What kind of puerh are you talking about? If it is new green stuff, it will naturally change a lot during the first couple of years, loosing the freshness.

As far as mold development, it usually happens at areas where the humidity concentrates: near the source of humidity, in corners, etc. or where the moisture condensates. Having the cakes wrapped in some kind of semi-permeable plastic foil can help both to maintain the aroma better as well as isolate the cakes somewhat from the higher humidity spots, and potentially also to slow the mold spread if things go bad.

If you go for the vacuum storage, it could be interesting to keep an identical piece sealed in a mylar bag with some air and see the difference after a few years.
Kelly
Posts: 11
Joined: Mon Jun 04, 2018 1:15 pm

Wed Jun 21, 2023 3:21 pm

.m. wrote:
Tue Jun 20, 2023 7:50 pm
What kind of puerh are you talking about? If it is new green stuff, it will naturally change a lot during the first couple of years, loosing the freshness.

As far as mold development, it usually happens at areas where the humidity concentrates: near the source of humidity, in corners, etc. or where the moisture condensates. Having the cakes wrapped in some kind of semi-permeable plastic foil can help both to maintain the aroma better as well as isolate the cakes somewhat from the higher humidity spots, and potentially also to slow the mold spread if things go bad.
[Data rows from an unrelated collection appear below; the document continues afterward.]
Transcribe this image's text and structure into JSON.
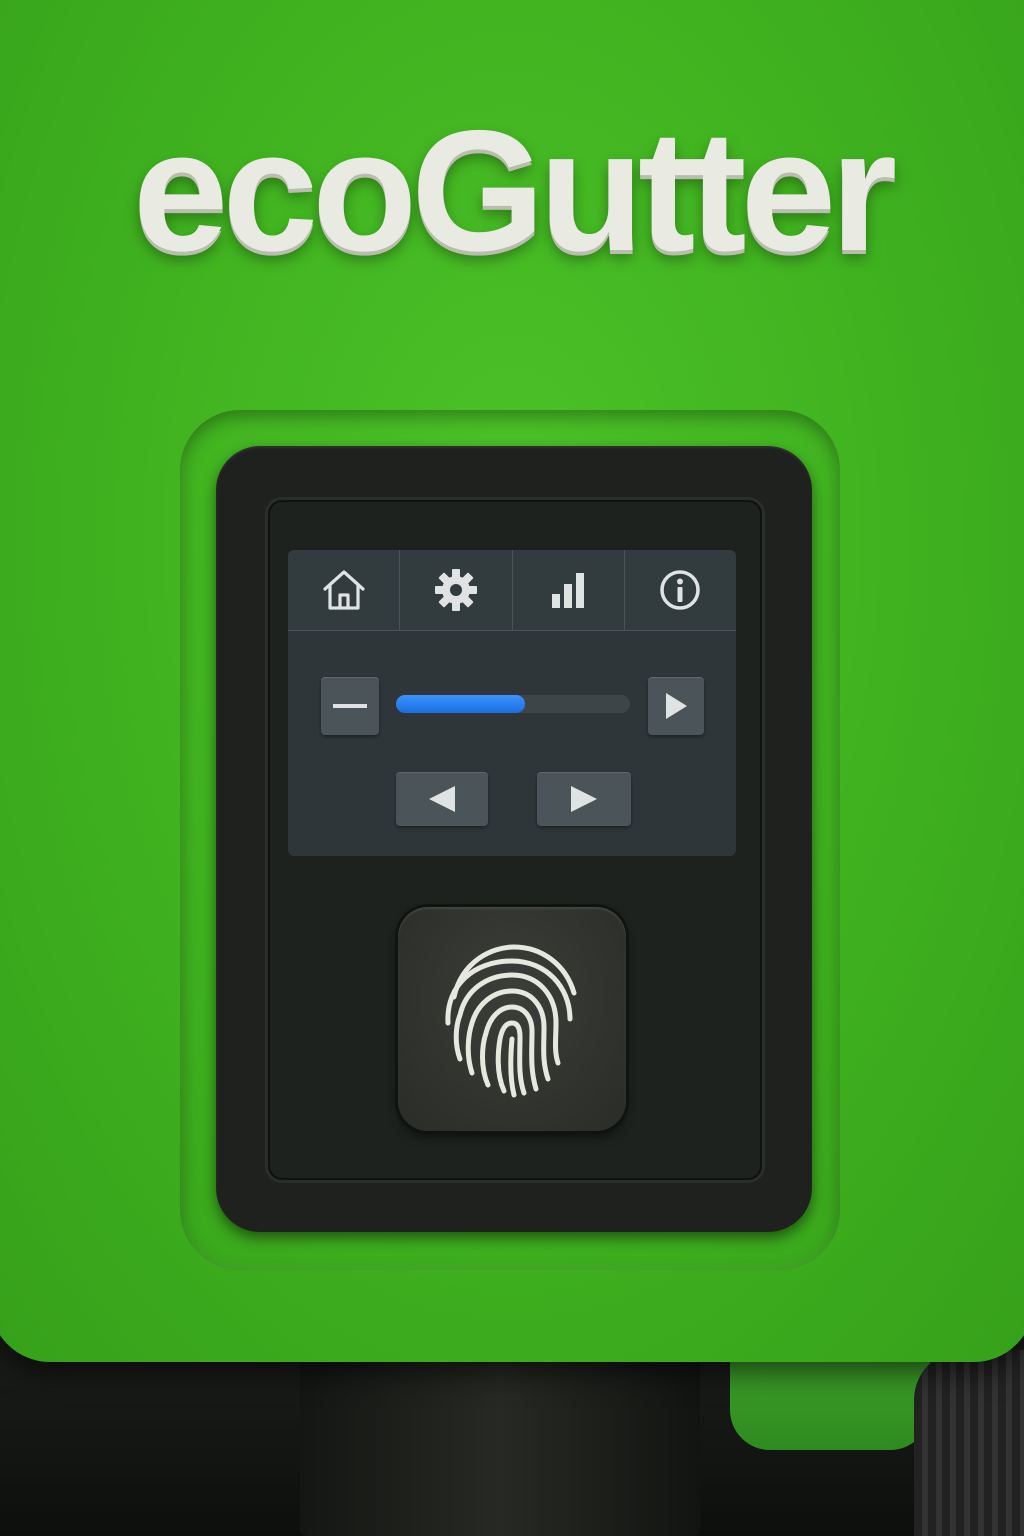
{
  "brand": {
    "name": "ecoGutter"
  },
  "nav": {
    "items": [
      {
        "icon": "home-icon"
      },
      {
        "icon": "gear-icon"
      },
      {
        "icon": "signal-bars-icon"
      },
      {
        "icon": "info-icon"
      }
    ]
  },
  "controls": {
    "minus_icon": "minus-icon",
    "slider_value_fraction": 0.55,
    "step_icon": "play-right-icon",
    "prev_icon": "arrow-left-icon",
    "next_icon": "arrow-right-icon"
  },
  "fingerprint": {
    "icon": "fingerprint-icon"
  },
  "colors": {
    "housing": "#3fb11f",
    "accent": "#1a6fe0",
    "logo_text": "#e9ebe2",
    "icon": "#dfe3e4"
  }
}
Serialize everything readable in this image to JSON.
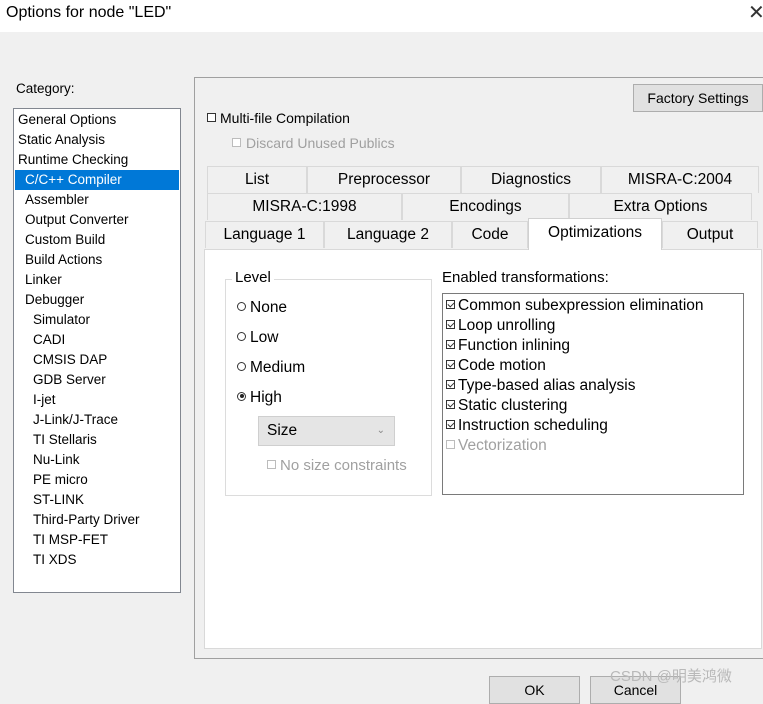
{
  "window": {
    "title": "Options for node \"LED\""
  },
  "category": {
    "label": "Category:",
    "items": [
      {
        "label": "General Options",
        "indent": 0
      },
      {
        "label": "Static Analysis",
        "indent": 0
      },
      {
        "label": "Runtime Checking",
        "indent": 0
      },
      {
        "label": "C/C++ Compiler",
        "indent": 1,
        "selected": true
      },
      {
        "label": "Assembler",
        "indent": 1
      },
      {
        "label": "Output Converter",
        "indent": 1
      },
      {
        "label": "Custom Build",
        "indent": 1
      },
      {
        "label": "Build Actions",
        "indent": 1
      },
      {
        "label": "Linker",
        "indent": 1
      },
      {
        "label": "Debugger",
        "indent": 1
      },
      {
        "label": "Simulator",
        "indent": 2
      },
      {
        "label": "CADI",
        "indent": 2
      },
      {
        "label": "CMSIS DAP",
        "indent": 2
      },
      {
        "label": "GDB Server",
        "indent": 2
      },
      {
        "label": "I-jet",
        "indent": 2
      },
      {
        "label": "J-Link/J-Trace",
        "indent": 2
      },
      {
        "label": "TI Stellaris",
        "indent": 2
      },
      {
        "label": "Nu-Link",
        "indent": 2
      },
      {
        "label": "PE micro",
        "indent": 2
      },
      {
        "label": "ST-LINK",
        "indent": 2
      },
      {
        "label": "Third-Party Driver",
        "indent": 2
      },
      {
        "label": "TI MSP-FET",
        "indent": 2
      },
      {
        "label": "TI XDS",
        "indent": 2
      }
    ]
  },
  "panel": {
    "factory_settings": "Factory Settings",
    "multi_file": "Multi-file Compilation",
    "discard_unused": "Discard Unused Publics"
  },
  "tabs": {
    "row1": [
      "List",
      "Preprocessor",
      "Diagnostics",
      "MISRA-C:2004"
    ],
    "row2": [
      "MISRA-C:1998",
      "Encodings",
      "Extra Options"
    ],
    "row3": [
      "Language 1",
      "Language 2",
      "Code",
      "Optimizations",
      "Output"
    ],
    "active": "Optimizations"
  },
  "level": {
    "title": "Level",
    "options": [
      "None",
      "Low",
      "Medium",
      "High"
    ],
    "selected": "High",
    "size_select": "Size",
    "no_size_constraints": "No size constraints"
  },
  "transformations": {
    "title": "Enabled transformations:",
    "items": [
      {
        "label": "Common subexpression elimination",
        "checked": true,
        "enabled": true
      },
      {
        "label": "Loop unrolling",
        "checked": true,
        "enabled": true
      },
      {
        "label": "Function inlining",
        "checked": true,
        "enabled": true
      },
      {
        "label": "Code motion",
        "checked": true,
        "enabled": true
      },
      {
        "label": "Type-based alias analysis",
        "checked": true,
        "enabled": true
      },
      {
        "label": "Static clustering",
        "checked": true,
        "enabled": true
      },
      {
        "label": "Instruction scheduling",
        "checked": true,
        "enabled": true
      },
      {
        "label": "Vectorization",
        "checked": false,
        "enabled": false
      }
    ]
  },
  "footer": {
    "ok": "OK",
    "cancel": "Cancel"
  },
  "watermark": "CSDN @明美鸿微",
  "colors": {
    "selection": "#0078d7"
  }
}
If you go for the vacuum storage, it could be interesting to keep an identical piece sealed in a mylar bag with some air and see the difference after a few years.
I realize the topic is veering toward how to NOT have storage failure - and I appreciate the tip, thank-you.
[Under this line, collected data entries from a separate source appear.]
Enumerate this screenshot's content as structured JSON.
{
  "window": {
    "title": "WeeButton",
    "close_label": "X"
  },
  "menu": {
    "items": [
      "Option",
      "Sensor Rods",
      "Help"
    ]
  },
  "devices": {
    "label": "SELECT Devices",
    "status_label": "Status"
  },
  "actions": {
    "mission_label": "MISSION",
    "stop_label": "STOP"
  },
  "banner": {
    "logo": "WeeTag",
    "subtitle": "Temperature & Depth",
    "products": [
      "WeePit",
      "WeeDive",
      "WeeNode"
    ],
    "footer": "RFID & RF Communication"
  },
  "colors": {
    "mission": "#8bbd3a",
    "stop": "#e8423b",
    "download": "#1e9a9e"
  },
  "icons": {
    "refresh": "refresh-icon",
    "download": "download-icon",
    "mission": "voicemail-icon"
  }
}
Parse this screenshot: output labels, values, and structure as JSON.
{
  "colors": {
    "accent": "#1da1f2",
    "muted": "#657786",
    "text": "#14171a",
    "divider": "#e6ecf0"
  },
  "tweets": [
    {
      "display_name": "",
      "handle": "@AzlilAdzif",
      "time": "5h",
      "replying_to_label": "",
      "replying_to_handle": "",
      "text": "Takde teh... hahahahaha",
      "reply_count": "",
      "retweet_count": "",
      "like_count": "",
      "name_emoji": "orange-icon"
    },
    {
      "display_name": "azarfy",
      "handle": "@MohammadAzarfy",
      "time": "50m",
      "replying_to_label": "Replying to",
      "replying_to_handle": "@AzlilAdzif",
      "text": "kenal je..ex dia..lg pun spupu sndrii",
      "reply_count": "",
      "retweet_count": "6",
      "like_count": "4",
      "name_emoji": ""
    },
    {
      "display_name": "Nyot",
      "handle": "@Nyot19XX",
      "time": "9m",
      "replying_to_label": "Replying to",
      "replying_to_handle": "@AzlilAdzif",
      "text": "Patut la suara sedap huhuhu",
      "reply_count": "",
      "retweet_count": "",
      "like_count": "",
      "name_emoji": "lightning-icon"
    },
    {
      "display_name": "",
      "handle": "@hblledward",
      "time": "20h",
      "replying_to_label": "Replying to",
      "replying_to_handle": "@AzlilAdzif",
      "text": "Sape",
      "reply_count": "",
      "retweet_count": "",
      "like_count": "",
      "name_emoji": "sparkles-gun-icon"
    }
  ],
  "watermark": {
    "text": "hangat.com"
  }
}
In my set-up, I haven't noted any condensation so far. I think the temperature is stable enough and the tea, paper wrappers and regular use combine to limit conditions for it's occurrence. I guess I also have my dry climate and imperfect sealing to thank for the lack of mold. Great idea about keeping some tea within and without the vac-seal over a long period. I will absolutely try that. I would take some in a control group in mylar inside the humidor, in just the paper inside the humidor and vac-sealed I think to evaluate each method over time.

Re: Puerh, yes, I do tend toward the younger sheng as a preference. I also have a fondness for stronger, less oxidized white teas that blur the line between white tea and sheng so I could be influenced by natural (likely rapid at first) aging. I do come back to the example of unsealing a vac-sealed bag of 2016 Bai Ying white tea recently where it was totally vibrant and then predictably diminishing within a few weeks though. Probably both factors - aging and air at work, with air being the crueler.